I make detailed hand-written notes on my plot, subplot, recurring characters and new characters before I sit down at the computer to write. This initial step is done anywhere; on the sofa, in bed at night, in a coffee shop. Once that stage is finished, I sit at my desk and write non-stop until the first draft if complete.

 

Q12. How long did each book take you to write?

I have no idea. I try not to keep count of how long it takes as if one book only took six months and the next took nine months, I’d wonder why one took longer than the other.

 

Q 13. What is your best cure for writers’ block?

A dog. The best writing companions ever.

 

Q 14. What sort of child were you at school and did your English teacher have you pegged as a future author?

I was very quiet at school; head down, work in on time, never pushing myself forward. School days were horrible. I loved English, especially when we had to write short stories. I don’t think my teachers realised I was there as I was so quiet. I think I was just a name in the register.

 

Q15. When I finish reading a book that I’ve loved I almost feel a bit bereft as I miss the characters in my life. How do you feel when you’ve finished writing one?

The same. I miss Matilda and her team as they’re great characters. They all have something special about them. Matilda is struggling personally and trying her hardest to get through life. Rory is fun and cheeky and enjoying life.

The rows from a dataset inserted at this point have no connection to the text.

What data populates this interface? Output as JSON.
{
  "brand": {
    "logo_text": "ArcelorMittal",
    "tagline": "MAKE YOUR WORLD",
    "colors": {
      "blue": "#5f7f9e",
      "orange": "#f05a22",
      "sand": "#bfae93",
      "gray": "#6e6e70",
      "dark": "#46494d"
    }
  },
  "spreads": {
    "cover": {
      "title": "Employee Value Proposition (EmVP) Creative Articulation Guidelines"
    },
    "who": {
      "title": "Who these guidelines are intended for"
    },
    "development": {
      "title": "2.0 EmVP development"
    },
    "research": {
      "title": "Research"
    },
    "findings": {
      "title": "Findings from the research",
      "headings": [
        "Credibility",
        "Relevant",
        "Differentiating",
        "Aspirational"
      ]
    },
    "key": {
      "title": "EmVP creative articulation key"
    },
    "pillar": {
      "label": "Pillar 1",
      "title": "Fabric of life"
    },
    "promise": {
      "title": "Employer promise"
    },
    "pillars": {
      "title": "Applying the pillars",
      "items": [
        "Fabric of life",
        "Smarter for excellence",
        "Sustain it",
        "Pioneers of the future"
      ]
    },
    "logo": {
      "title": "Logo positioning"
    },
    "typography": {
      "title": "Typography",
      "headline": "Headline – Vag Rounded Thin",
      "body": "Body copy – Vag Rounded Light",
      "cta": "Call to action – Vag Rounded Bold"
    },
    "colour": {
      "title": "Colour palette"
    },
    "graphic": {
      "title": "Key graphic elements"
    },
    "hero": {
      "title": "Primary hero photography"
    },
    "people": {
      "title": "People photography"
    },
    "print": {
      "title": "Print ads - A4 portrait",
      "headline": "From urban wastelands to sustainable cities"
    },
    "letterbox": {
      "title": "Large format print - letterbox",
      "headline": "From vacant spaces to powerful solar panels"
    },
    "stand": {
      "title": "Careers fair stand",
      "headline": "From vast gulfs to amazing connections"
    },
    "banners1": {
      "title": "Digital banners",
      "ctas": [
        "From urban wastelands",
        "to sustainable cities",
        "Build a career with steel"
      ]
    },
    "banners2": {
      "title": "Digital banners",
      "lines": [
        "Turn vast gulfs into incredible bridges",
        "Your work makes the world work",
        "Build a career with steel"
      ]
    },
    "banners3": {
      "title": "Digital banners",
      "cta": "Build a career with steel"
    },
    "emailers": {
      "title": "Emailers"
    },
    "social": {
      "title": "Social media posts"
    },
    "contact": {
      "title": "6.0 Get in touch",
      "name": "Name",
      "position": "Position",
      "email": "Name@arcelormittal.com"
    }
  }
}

Sian is the strong, stable mother-figure. Adele is a wonderful friend to Matilda; she’s lively and bubbly. Scott is thoughtful and serious. I love them all. I have back stories for each of my main characters, some of which won’t even make it to the novels, but it’s for me to know who they are, what makes them tick and react to certain situations. I have plans for them all too. They all have an end story.

 

Q 16. Where do you get the ideas from for your crimes?

Everywhere. Other novels, the news, newspapers, magazines. My mum often cuts out real life stories she reads and magazines and gives them to me in case I was to use them. I have a folder full of inspiration. It’s strange how you’ll be having an innocent conversation with someone and an idea will pop into your head. I do a great deal of research and talk to detectives, doctors and pathologists. They sometimes say things that give me ideas too.

 

Q17. I’ve only been to Sheffield a few times, if I go there and look for the places mentioned in your books will I find them (are they real)? A kind of ‘Matilda Darke Murder Tour’ if you will!

Definitely. All the places mentioned in the books are real. Occasionally, I’ve altered the geography of Sheffield and in The Hangman’s Hold I created a whole new road as what I wanted for the finale wasn’t there, but about 98% of the locations exist.

 

Q18. What is the best/worst job you’ve had?

Best job is what I’m doing now. I love writing. Worst job was as a PA for a director within the NHS who never came off her phone. I only lasted three days. I hated it.

 

Q19. What is your favourite TV show?

This is difficult as I don’t watch much TV. Programmes I own on DVD which I watch regularly are: Blackadder, Wallander, Waking the Dead, Red Dwarf, The Sculptress, Warriors, Dalziel and Pascoe, Great Expectations.